Creating a country list

countrylist<-unique(data$country)

Running lines (1174-1188) from the author’s script (see ‘gender equality analyses’ section in the author’s r script)

#### Gender Equality #####

#Find the value of each gender equality variable for each country
gem1995av<-tapply(data$gem1995,data$country,mean)
gdi1995av<-tapply(data$gdi1995,data$country,mean)
giiav<-tapply(data$gii,data$country,mean)
gdi2015av<-tapply(data$gdi2015,data$country,mean)
gggiav<-tapply(data$gggi,data$country,mean)
ge_compav<-tapply(data$gepcascores,data$country,mean)

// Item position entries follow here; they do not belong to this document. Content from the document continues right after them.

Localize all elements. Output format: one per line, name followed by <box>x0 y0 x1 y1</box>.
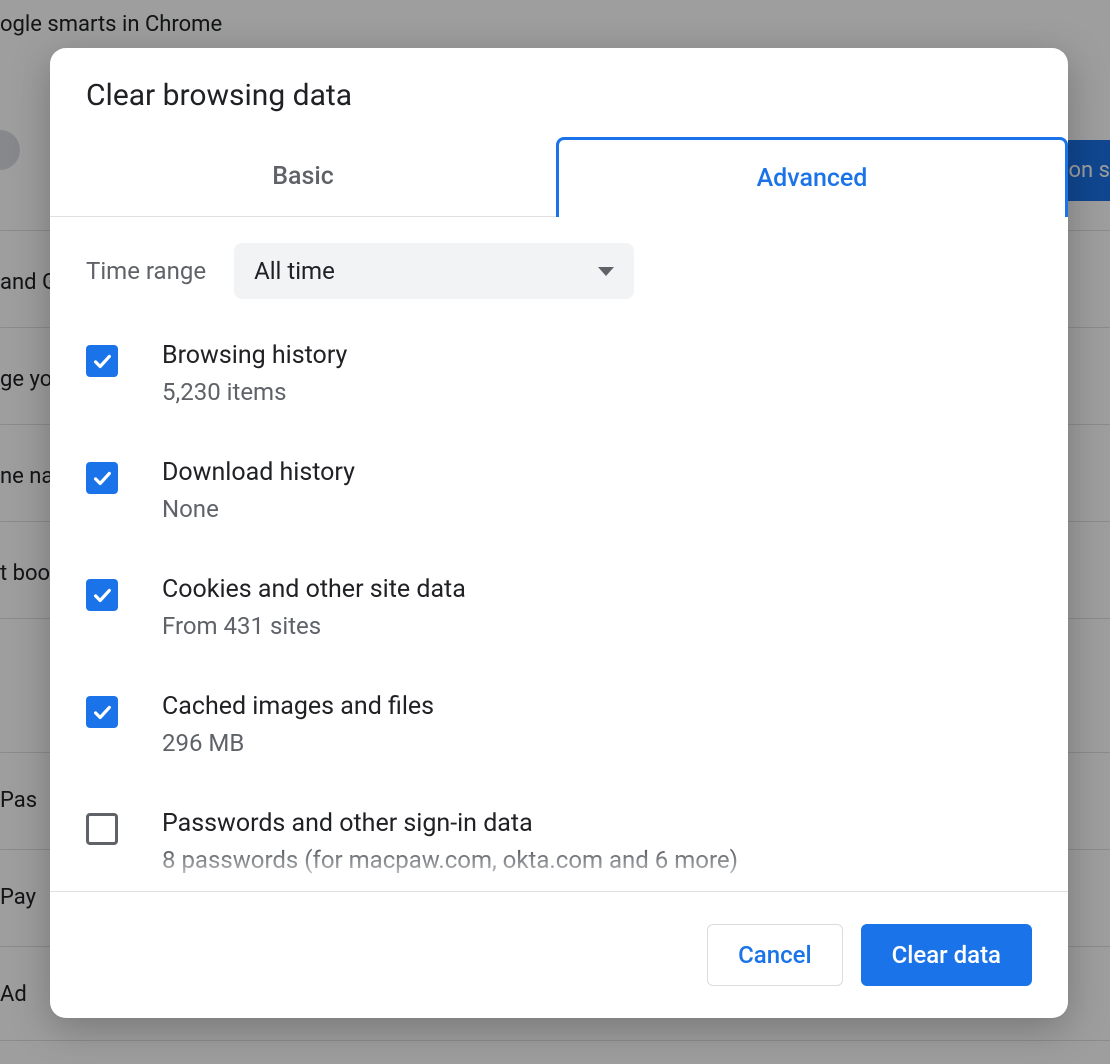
time-range-value: All time <box>254 257 335 285</box>
option-checkbox[interactable] <box>86 462 118 494</box>
chevron-down-icon <box>598 267 614 276</box>
option-title: Cookies and other site data <box>162 575 466 604</box>
option-title: Cached images and files <box>162 692 434 721</box>
option-checkbox[interactable] <box>86 345 118 377</box>
check-icon <box>91 584 113 606</box>
option-title: Passwords and other sign-in data <box>162 809 738 838</box>
option-checkbox[interactable] <box>86 813 118 845</box>
option-text: Cached images and files 296 MB <box>162 692 434 757</box>
tab-advanced[interactable]: Advanced <box>556 137 1068 217</box>
option-checkbox[interactable] <box>86 579 118 611</box>
check-icon <box>91 701 113 723</box>
cancel-button[interactable]: Cancel <box>707 924 842 986</box>
time-range-select[interactable]: All time <box>234 243 634 299</box>
option-text: Download history None <box>162 458 355 523</box>
option-subtitle: 5,230 items <box>162 378 347 406</box>
option-checkbox[interactable] <box>86 696 118 728</box>
time-range-row: Time range All time <box>86 243 1032 299</box>
option-row: Download history None <box>86 458 1032 523</box>
time-range-label: Time range <box>86 257 206 285</box>
option-row: Browsing history 5,230 items <box>86 341 1032 406</box>
option-title: Download history <box>162 458 355 487</box>
option-row: Cookies and other site data From 431 site… <box>86 575 1032 640</box>
dialog-footer: Cancel Clear data <box>50 891 1068 1018</box>
check-icon <box>91 350 113 372</box>
option-title: Browsing history <box>162 341 347 370</box>
tab-basic[interactable]: Basic <box>50 137 556 216</box>
clear-browsing-data-dialog: Clear browsing data Basic Advanced Time … <box>50 48 1068 1018</box>
option-subtitle: From 431 sites <box>162 612 466 640</box>
check-icon <box>91 467 113 489</box>
dialog-title: Clear browsing data <box>50 48 1068 137</box>
option-subtitle: 8 passwords (for macpaw.com, okta.com an… <box>162 846 738 874</box>
tabs: Basic Advanced <box>50 137 1068 217</box>
option-text: Browsing history 5,230 items <box>162 341 347 406</box>
clear-data-button[interactable]: Clear data <box>861 924 1032 986</box>
option-text: Cookies and other site data From 431 site… <box>162 575 466 640</box>
option-subtitle: 296 MB <box>162 729 434 757</box>
option-subtitle: None <box>162 495 355 523</box>
option-row: Passwords and other sign-in data 8 passwo… <box>86 809 1032 874</box>
dialog-body: Time range All time Browsing history 5,23… <box>50 217 1068 891</box>
option-row: Cached images and files 296 MB <box>86 692 1032 757</box>
option-text: Passwords and other sign-in data 8 passwo… <box>162 809 738 874</box>
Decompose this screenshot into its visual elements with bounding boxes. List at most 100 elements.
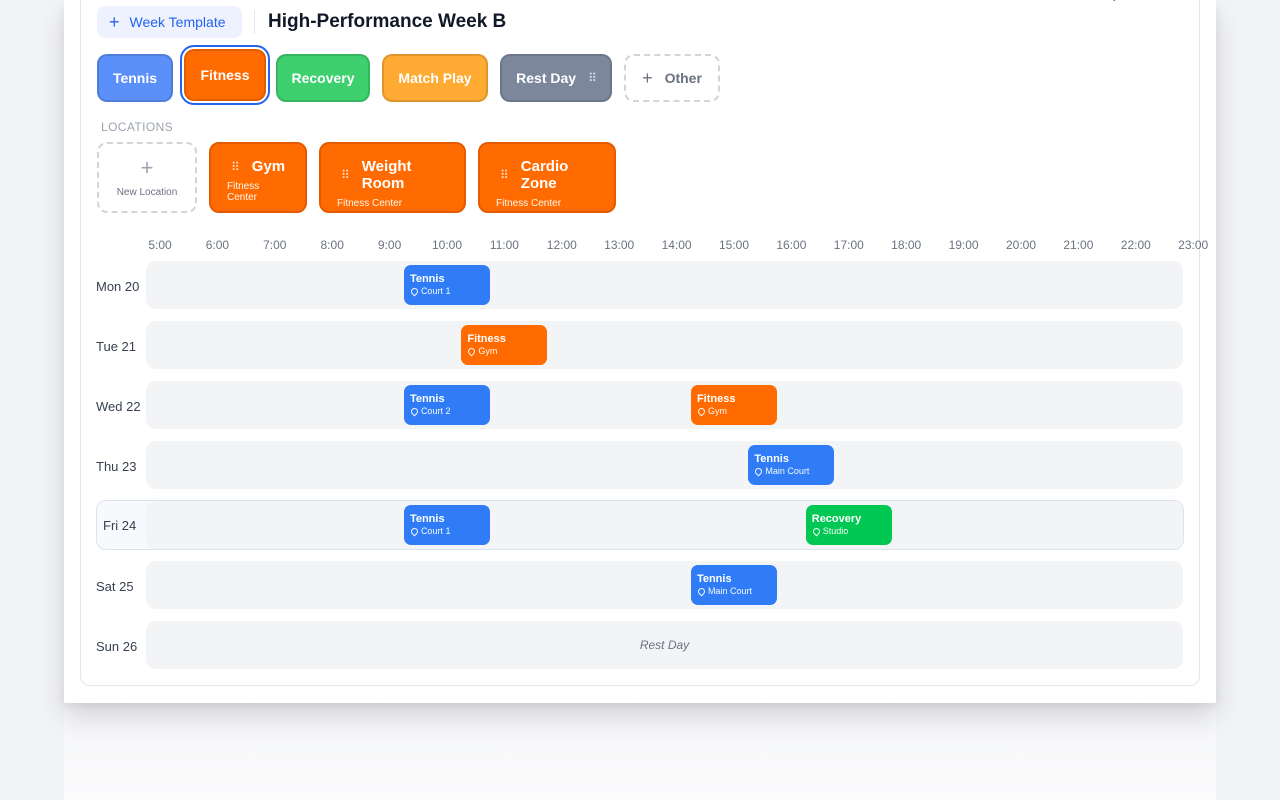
event-title: Tennis <box>409 513 445 525</box>
event-location-text: Court 2 <box>420 406 451 416</box>
hour-label: 23:00 <box>1178 238 1209 252</box>
hour-label: 12:00 <box>546 238 577 252</box>
event-location-text: Gym <box>707 406 727 416</box>
event-block[interactable]: Tennis Court 1 <box>403 505 491 545</box>
hour-label: 15:00 <box>718 238 750 252</box>
day-label: Thu 23 <box>96 458 137 474</box>
locations-heading: LOCATIONS <box>101 120 174 134</box>
location-card-cardio-zone[interactable]: ⠿ Cardio Zone Fitness Center <box>478 142 616 213</box>
event-location-text: Main Court <box>707 586 752 596</box>
day-track[interactable] <box>146 441 1183 489</box>
location-pin-icon <box>409 526 420 537</box>
location-pin-icon <box>696 406 707 417</box>
plus-icon: + <box>109 12 120 32</box>
day-track[interactable]: Rest Day <box>146 621 1183 669</box>
hour-label: 20:00 <box>1005 238 1037 252</box>
plus-icon: + <box>642 67 653 88</box>
location-name: Cardio Zone <box>520 158 569 192</box>
hour-label: 10:00 <box>431 238 463 252</box>
event-location-text: Gym <box>478 346 498 356</box>
event-title: Tennis <box>696 573 732 585</box>
event-location: Court 1 <box>409 286 484 297</box>
day-label: Wed 22 <box>96 398 141 414</box>
hour-label: 5:00 <box>148 238 172 252</box>
event-title: Recovery <box>811 513 862 525</box>
drag-handle-icon[interactable]: ⠿ <box>500 168 509 182</box>
rest-day-text: Rest Day <box>639 638 690 652</box>
hour-label: 17:00 <box>833 238 864 252</box>
activity-chip-tennis[interactable]: Tennis <box>97 54 173 102</box>
location-pin-icon <box>409 286 420 297</box>
week-template-label: Week Template <box>129 14 226 30</box>
drag-handle-icon[interactable]: ⠿ <box>231 160 240 174</box>
event-location: Main Court <box>696 586 771 597</box>
week-template-button[interactable]: + Week Template <box>97 6 242 38</box>
hour-label: 6:00 <box>205 238 230 252</box>
event-block[interactable]: Recovery Studio <box>805 505 892 545</box>
event-title: Tennis <box>409 393 445 405</box>
event-block[interactable]: Fitness Gym <box>461 325 548 365</box>
day-track[interactable] <box>146 501 1183 549</box>
event-block[interactable]: Tennis Main Court <box>748 445 835 485</box>
day-track[interactable] <box>146 381 1183 429</box>
event-title: Tennis <box>409 273 445 285</box>
event-location-text: Court 1 <box>420 526 451 536</box>
location-parent: Fitness Center <box>337 198 403 209</box>
day-track[interactable] <box>146 321 1183 369</box>
hour-label: 11:00 <box>489 238 519 252</box>
day-label: Mon 20 <box>96 278 140 294</box>
day-track[interactable] <box>146 561 1183 609</box>
event-location-text: Main Court <box>765 466 810 476</box>
new-location-label: New Location <box>116 187 178 198</box>
day-track[interactable] <box>146 261 1183 309</box>
hour-label: 18:00 <box>891 238 922 252</box>
day-label: Sat 25 <box>96 578 134 594</box>
activity-chip-rest-day[interactable]: Rest Day ⠿ <box>500 54 612 102</box>
hour-label: 16:00 <box>776 238 807 252</box>
location-pin-icon <box>466 346 477 357</box>
event-location: Gym <box>696 406 771 417</box>
event-block[interactable]: Tennis Court 2 <box>403 385 491 425</box>
event-location: Studio <box>811 526 886 537</box>
hour-label: 8:00 <box>320 238 344 252</box>
day-label: Fri 24 <box>103 517 137 533</box>
event-title: Fitness <box>467 333 506 345</box>
page-title: High-Performance Week B <box>268 11 507 32</box>
activity-chip-match-play[interactable]: Match Play <box>382 54 488 102</box>
activity-chip-recovery[interactable]: Recovery <box>276 54 370 102</box>
location-card-gym[interactable]: ⠿ Gym Fitness Center <box>209 142 307 213</box>
event-title: Tennis <box>754 453 789 465</box>
event-location-text: Studio <box>822 526 849 536</box>
activity-chip-label: Match Play <box>398 70 472 86</box>
event-location: Court 2 <box>409 406 484 417</box>
drag-handle-icon[interactable]: ⠿ <box>341 168 350 182</box>
hour-label: 9:00 <box>377 238 402 252</box>
add-other-activity-button[interactable]: + Other <box>624 54 720 102</box>
event-location: Gym <box>466 346 541 357</box>
plus-icon: + <box>140 155 154 180</box>
divider <box>254 10 255 34</box>
event-location: Court 1 <box>409 526 484 537</box>
drag-handle-icon[interactable]: ⠿ <box>588 71 597 85</box>
activity-chip-fitness[interactable]: Fitness <box>180 45 270 105</box>
activity-chip-label: Rest Day <box>516 70 577 86</box>
location-card-weight-room[interactable]: ⠿ Weight Room Fitness Center <box>319 142 466 213</box>
event-location-text: Court 1 <box>420 286 451 296</box>
event-block[interactable]: Tennis Main Court <box>690 565 778 605</box>
hour-label: 7:00 <box>263 238 287 252</box>
location-pin-icon <box>753 466 764 477</box>
location-pin-icon <box>811 526 822 537</box>
activity-chip-label: Tennis <box>112 70 158 86</box>
day-label: Sun 26 <box>96 638 138 654</box>
hour-label: 14:00 <box>661 238 692 252</box>
location-name: Weight Room <box>361 158 412 192</box>
event-block[interactable]: Tennis Court 1 <box>403 265 491 305</box>
event-title: Fitness <box>696 393 736 405</box>
location-name: Gym <box>251 158 286 175</box>
hour-label: 13:00 <box>604 238 635 252</box>
hour-label: 19:00 <box>948 238 979 252</box>
new-location-button[interactable]: + New Location <box>97 142 197 213</box>
event-block[interactable]: Fitness Gym <box>690 385 778 425</box>
hour-label: 22:00 <box>1120 238 1151 252</box>
location-pin-icon <box>409 406 420 417</box>
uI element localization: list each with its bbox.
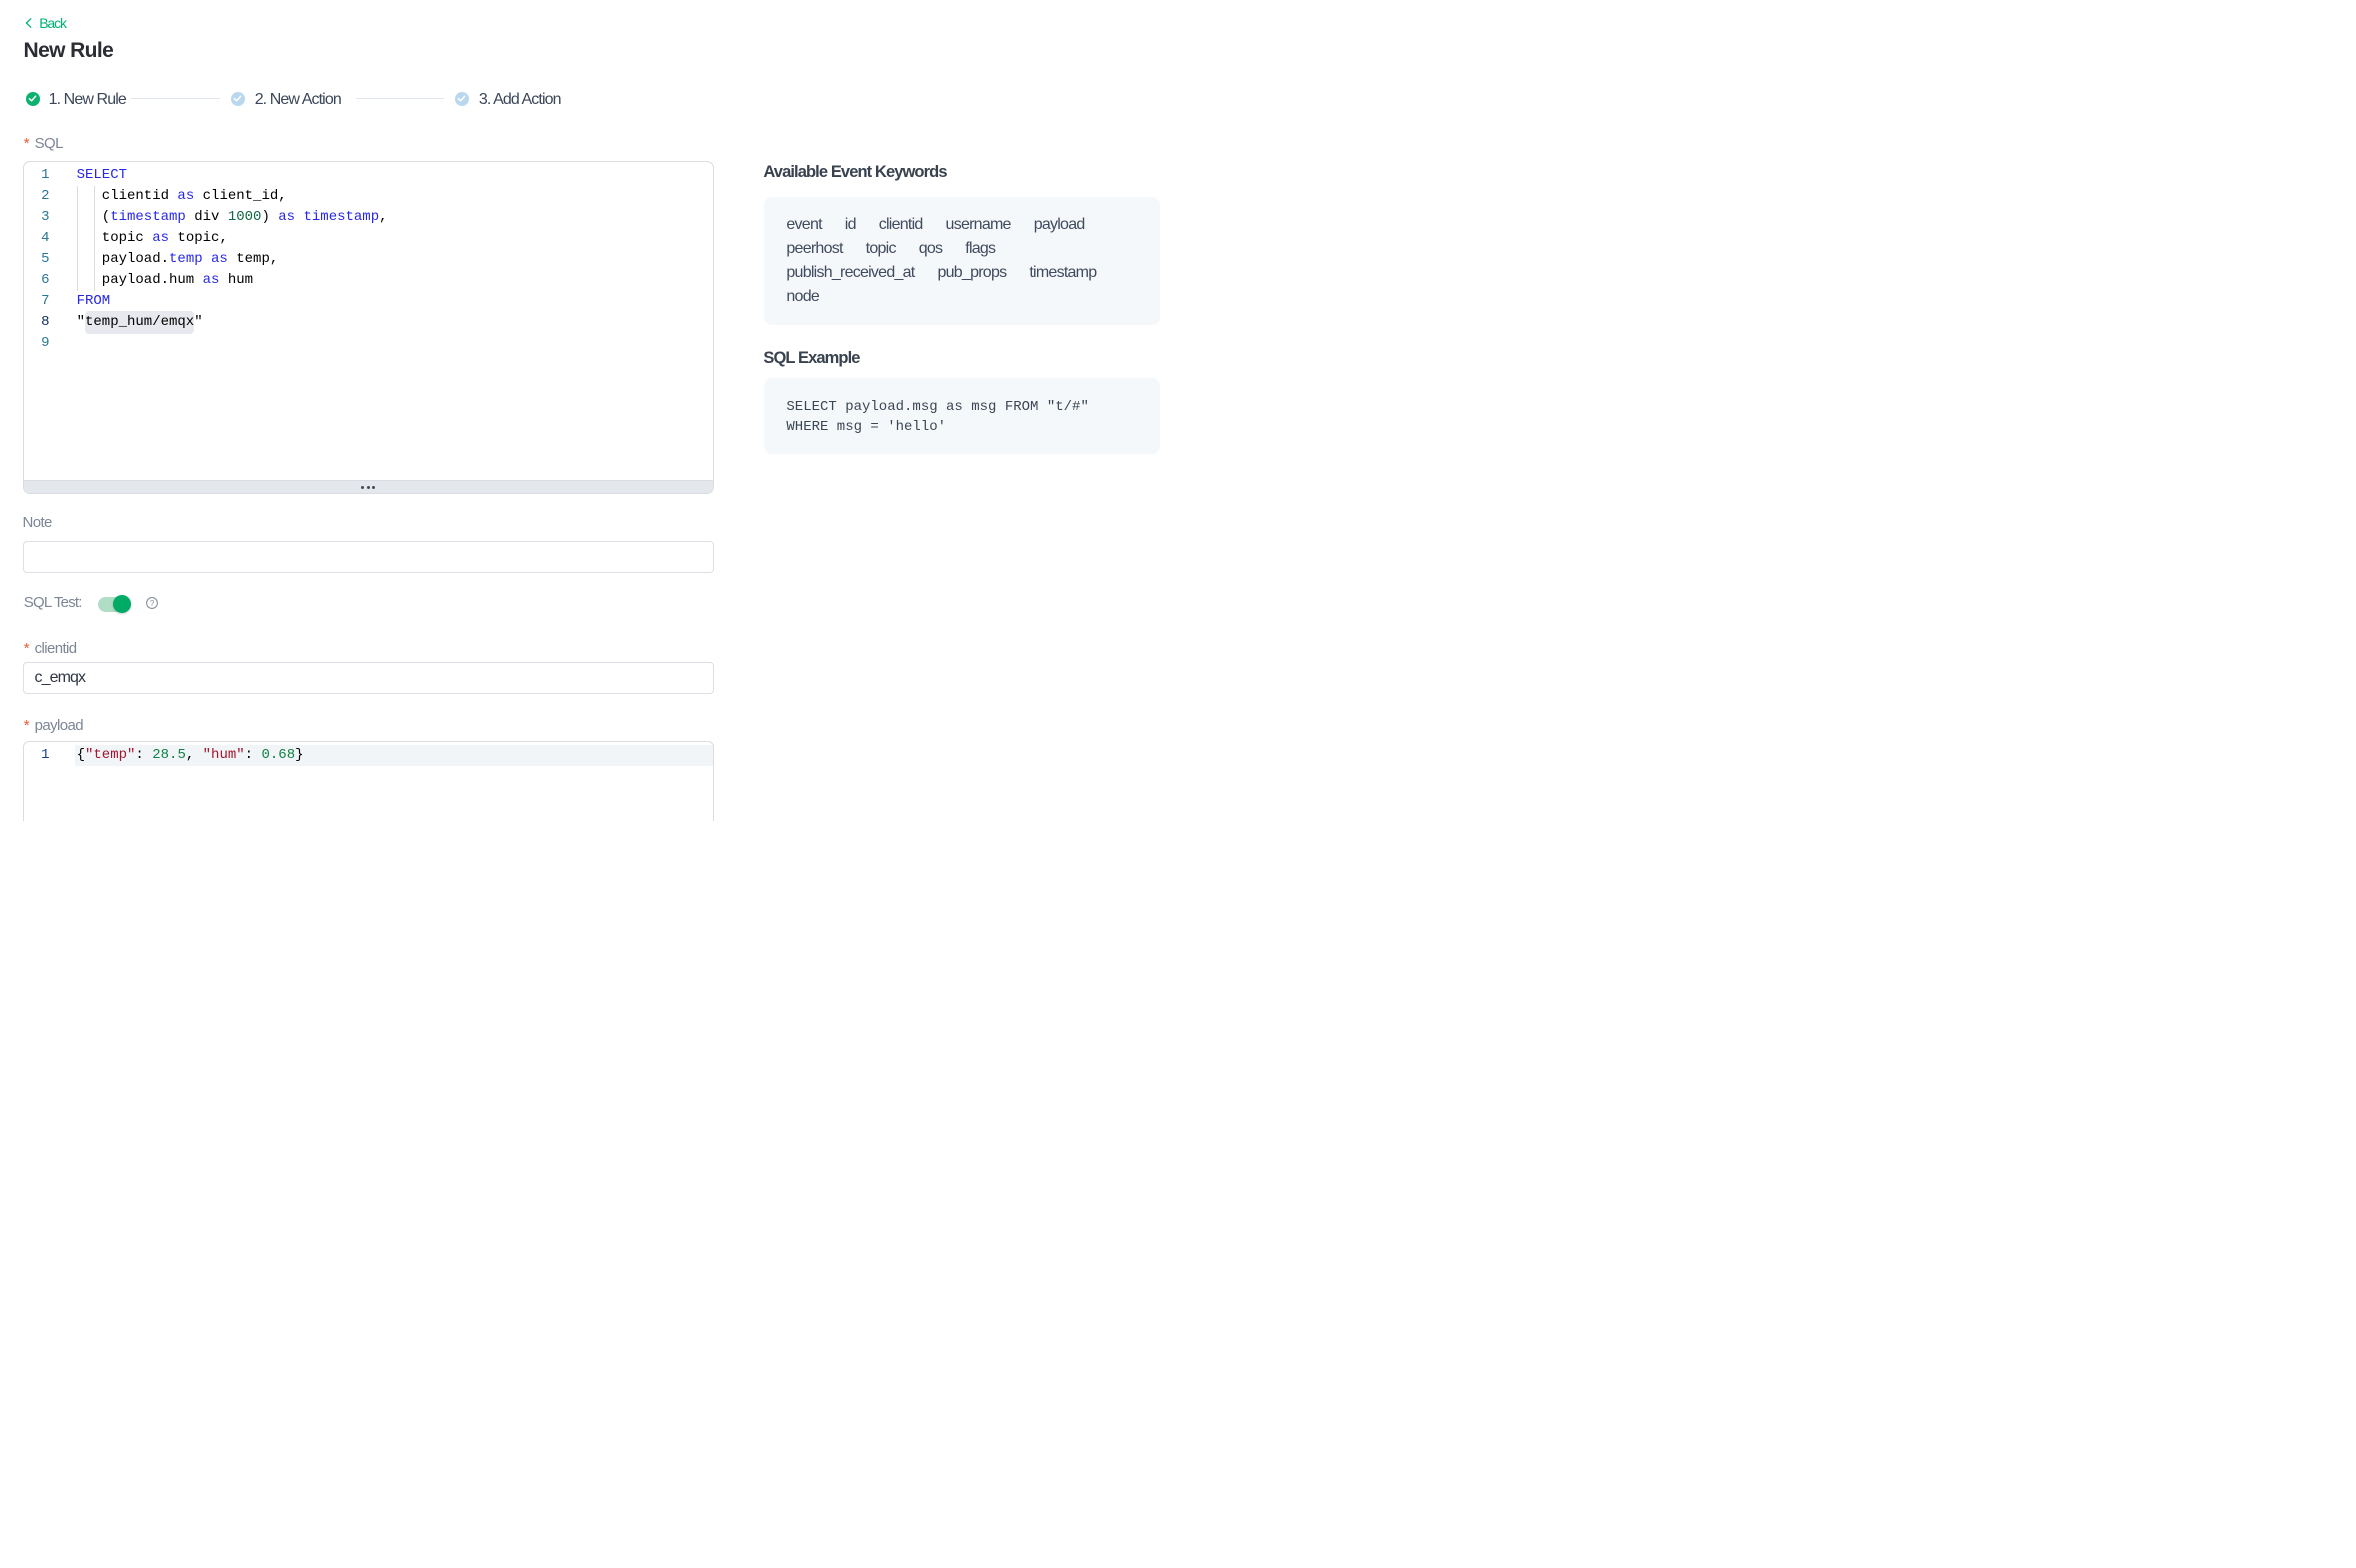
svg-text:?: ? xyxy=(150,599,155,608)
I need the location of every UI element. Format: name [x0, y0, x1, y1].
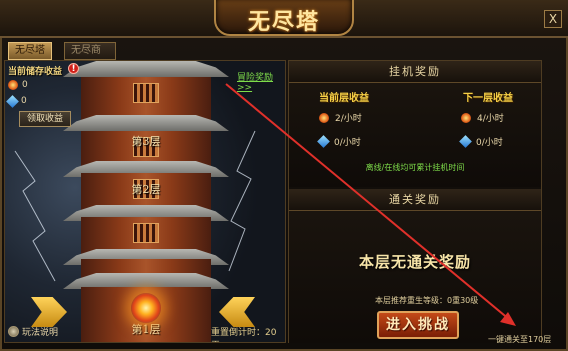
enter-challenge-button[interactable]: 进入挑战 [377, 311, 459, 339]
stored-gem-value: 0 [21, 96, 27, 106]
earnings-label: 当前储存收益 [8, 67, 63, 77]
idle-reward-section: 当前层收益 下一层收益 2/小时 0/小时 4/小时 0/小时 离线/在线均可累… [289, 83, 541, 187]
current-floor-orb [131, 293, 161, 323]
recommended-level: 本层推荐重生等级：0重30级 [375, 296, 479, 305]
idle-note: 离线/在线均可累计挂机时间 [365, 163, 465, 172]
stored-fire-value: 0 [22, 80, 28, 90]
next-fire-row: 4/小时 [461, 111, 504, 124]
gem-icon [459, 135, 472, 148]
current-gem-row: 0/小时 [317, 135, 361, 148]
floor-label[interactable]: 第1层 [63, 321, 229, 337]
floor-label[interactable]: 第3层 [63, 133, 229, 149]
rules-icon [8, 326, 19, 337]
tab-endless-shop[interactable]: 无尽商城 [64, 42, 116, 72]
current-fire-rate: 2/小时 [335, 114, 362, 124]
one-click-clear-link[interactable]: 一键通关至170层 [488, 334, 551, 345]
reward-panel: 挂机奖励 当前层收益 下一层收益 2/小时 0/小时 4/小时 0/小时 离线/… [288, 60, 542, 343]
stored-fire: 0 [8, 79, 28, 91]
tower-panel: 第3层 第2层 第1层 当前储存收益 ! 0 0 领取收益 冒险奖励>> 玩法说… [4, 60, 286, 343]
next-floor-title: 下一层收益 [463, 93, 513, 104]
next-fire-rate: 4/小时 [477, 114, 504, 124]
gem-icon [6, 94, 19, 108]
title-bar: 无尽塔 X [0, 0, 568, 38]
no-clear-reward-text: 本层无通关奖励 [358, 253, 471, 271]
claim-earnings-button[interactable]: 领取收益 [19, 111, 71, 127]
next-gem-row: 0/小时 [459, 135, 503, 148]
fire-icon [8, 80, 18, 90]
clear-reward-section: 本层无通关奖励 本层推荐重生等级：0重30级 进入挑战 [289, 211, 541, 343]
title-plate: 无尽塔 [214, 0, 354, 36]
next-gem-rate: 0/小时 [476, 138, 503, 148]
adventure-reward-link[interactable]: 冒险奖励>> [237, 70, 285, 93]
fire-icon [319, 112, 329, 123]
rules-link[interactable]: 玩法说明 [8, 325, 58, 338]
current-floor-title: 当前层收益 [319, 93, 369, 104]
idle-reward-header: 挂机奖励 [289, 61, 541, 83]
window-title: 无尽塔 [247, 9, 320, 35]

#new dataframe with national level gender equality variables separated by sex
ge_plotdata<-data.frame("country"=rep(countrylist,2),"sex"=rep(c("Female","Male"),each=45),"gem1995"=rep(gem1995av,2),"gdi1995"=rep(gdi1995av,2),"gii"=rep(giiav,2),"gdi2015"=rep(gdi2015av,2),"gggi"=rep(gggiav,2),"ge_comp"=rep(ge_compav,2))

#make dataframe for age difference
age_ge_plotdata<-data.frame(ge_plotdata,"agedif"=c(tapply(data$agediff[data$sex==0],data$country[data$sex==0],function(x) mean(x,na.rm=T)),tapply(data$agediff[data$sex==1],data$country[data$sex==1],function(x) mean(x,na.rm=T))))
# creating a plot 

plot_four <- ggplot(data = age_ge_plotdata, 
               mapping = aes(
                 x = ge_comp, 
                 y = agedif, 
                 colour = sex
               )) + 
  geom_point() + 
  geom_smooth(
    method = "lm", 
    size = 2) + 
  ylim(-5, 5) + 
  theme_classic() +
  labs(
    x = "Gender-Equality Composite", 
    y = "Age Difference (Partner-Self)") + 
  scale_colour_manual(
    values = c("dodgerblue", "limegreen")) + 
  easy_remove_legend_title()

print(plot_four)
## `geom_smooth()` using formula 'y ~ x'
## Warning: Removed 14 rows containing non-finite values (stat_smooth).
## Warning: Removed 14 rows containing missing values (geom_point).

Let’s play a game!

Can you spot the outlier? You have five seconds.

Found it? Yay! It’s the single blue dot amongst the green dots!

Strengths

  • Aside from my (frustration disguised as) sarcasm above, I do think this week was quite successful because we were able to make progress in terms of reproducing the figures. We had been stuck for two weeks so being able to reproduce a figure successfully is a win.

  • Teamwork; I’m glad that everyone wants to do well and succeed, and that they’re willing to try- even when it is difficult.

Next Steps:

  • Continue to try and work on figure 4. Hopefully we can make it work!

  • Work on our group presentation. We’ve made some progress but we still have some work to do.